To live with the conscious knowledge of the shadow of uncertainty, with the knowledge that disaster or tragedy could strike at any time; to be afraid and to know and acknowledge your fear, and still to live creatively and with unstinting love: that is to live with grace. -Peter Henry Abrahams

Christmas 1979 promised to be gifts, food, and fellowship with family. It didnt turn out that way. I was selling Christmas trees with my father-in-law at a local grocery store in Gulfport, Mississippi. It was cold, for south Mississippi. Christmas music was playing and suddenly my chest began to hurt. I mean it began to hurt bad. This was no ordinary pain. My chest felt like an elephant was standing on it. I couldnt breath and I refused to think heart attack. My stomach was upset, I thought maybe I had eaten something I shouldnt have. I was puzzled and frighten. I had one beautiful boy and a wife that could sing like an angel. We were young and extremely good in the field of Christian music. I felt we had a future in the ministry. My wife and I had our difficult times but we were starting to grow closer to each other and to the Lord. Truthfully, I havent allowed myself to even think about this for many years. It was a good time in my life yet it turned out to be the worst time of my life. This moment in time turned out to be one of those turning points. My life changed drastically and it changed for the worse not the better.

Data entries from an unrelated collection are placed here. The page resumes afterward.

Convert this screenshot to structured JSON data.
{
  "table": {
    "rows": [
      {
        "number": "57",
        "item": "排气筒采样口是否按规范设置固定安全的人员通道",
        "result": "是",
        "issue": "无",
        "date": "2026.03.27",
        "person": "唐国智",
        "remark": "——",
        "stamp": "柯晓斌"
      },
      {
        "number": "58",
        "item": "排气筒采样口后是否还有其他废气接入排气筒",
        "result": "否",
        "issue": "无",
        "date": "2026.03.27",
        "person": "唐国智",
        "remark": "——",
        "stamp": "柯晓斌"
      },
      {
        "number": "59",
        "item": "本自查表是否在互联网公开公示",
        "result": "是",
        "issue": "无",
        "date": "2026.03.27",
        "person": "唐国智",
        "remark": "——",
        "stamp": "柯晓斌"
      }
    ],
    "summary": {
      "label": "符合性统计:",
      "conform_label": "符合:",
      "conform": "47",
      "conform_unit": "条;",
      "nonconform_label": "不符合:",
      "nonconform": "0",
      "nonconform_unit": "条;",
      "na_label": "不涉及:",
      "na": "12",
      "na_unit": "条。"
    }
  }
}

After a few minutes, I decided to tell my father in law what was happening. He told me to go in the store, sit down for a few minutes, and drink some water. I did what he ordered hoping the pain would go away. The pain continued and it was growing worse. I never even thought about my heart, I was so young and strong.

My father-in-law walked into the store, looked me with concerned and asks, Are you felling any better?

No, it still hurts like the dickens, I answered, my hand clued to my chest.

I remember the apprehension on his face. He was a kind man and one of the few men I had been around that didnt have a problem with alcohol. Well Bob why dont you go on home and lay down for a while and when you get better come on back.

I did what he said but it didnt get any better. When I arrived home, my wife was alarmed but still we didnt think about the heart. My breathing was getting worse and now I was vomiting. My wife called a nurse and she came over and had me breath in a bag. The bag didnt work. I remember how foolish I felt breathing in a bag. The nurse finally told my wife to rush me to the emergency room, so we did.

After arriving in the emergency room, things went fast and my memory is foggy. I remember the stick of a needle going into my arm. After the stick, I went to heaven. Oh, it wasnt the real heaven, but the drug took me to a place so warm and wonderful. I didnt feel pain any longer. I had used drugs before, smoked dope, drank, took pills but nothing ever affected me like this. I felt good about myself. It was glorious. The nurse gave me a shot of morphine for pain. This shot started a cycle of addiction, which ultimately took me places I never dreamed I would go. Drugs became my god, my lover, and my life. No power on the face of this earth was going to break this addiction, no power. Yes, I was in a horrific jam, and before it ended things would get much worse.

To make a long story short, I stayed in the hospital in Gulfport, MS for a long time, taking drugs every four hours. Then on New Years Eve, an ambulance transported me to New Orleans for surgery. As it turned out, I had a viral infection in the lining of my heart and lungs called paracarditis. The doctors had no idea how the virus had gotten there and there was no cure. I survived the surgery but, at that time, I had no idea where it would lead. Thinking back on those moments brings tears to my eyes. I wish it could have been different but Glory to God this is how it had to be. I survived the surgery but inside I died and became a slave to drugs. I was definitely in a jam with no way out. However today I realize addiction has turned out to be my greatest asset. It is also true, no human, no doctor, no amount of education, no therapist, or psychotropic drug could relieve my addiction. Only the God of all glory had the power to accomplish that task.

If your world is falling part like mine did I pray you will find the strength to go on. Let me encourage you today but telling you that God loves you and He is right there with you in the middle of the storm. So, hold on my child joy comes in the morning.

A song that help me get through hard times, many times by the Crabb Family titled, When you have done all you can

Your back’s against the wall and you don’t know what you’re going to do.
This trial you’re facing is the worst thing that you’ve been through
You feel singled out in the battle, your will to fight is almost gone.
There’s one in your corner whose never failed
Don’t give up keep pressing on.

Chorus:

In the midst of the storm He spoke peace be still and the wind lay at His feet
With just five loaves of bread and two little fish, He watched five thousand eat.
He made the blind man to see, set the captive man free, to this world He was Heaven-sent
When you’ve done all you can, remember Jesus can do all that you can’t

When we gather in Heaven and our battle with life is through.
Should we swap old war stories, I have one I’d like to share with you.
About that night at the crossroads where Satan vowed I would lose.
A hand out of nowhere picked me up, and I made it through.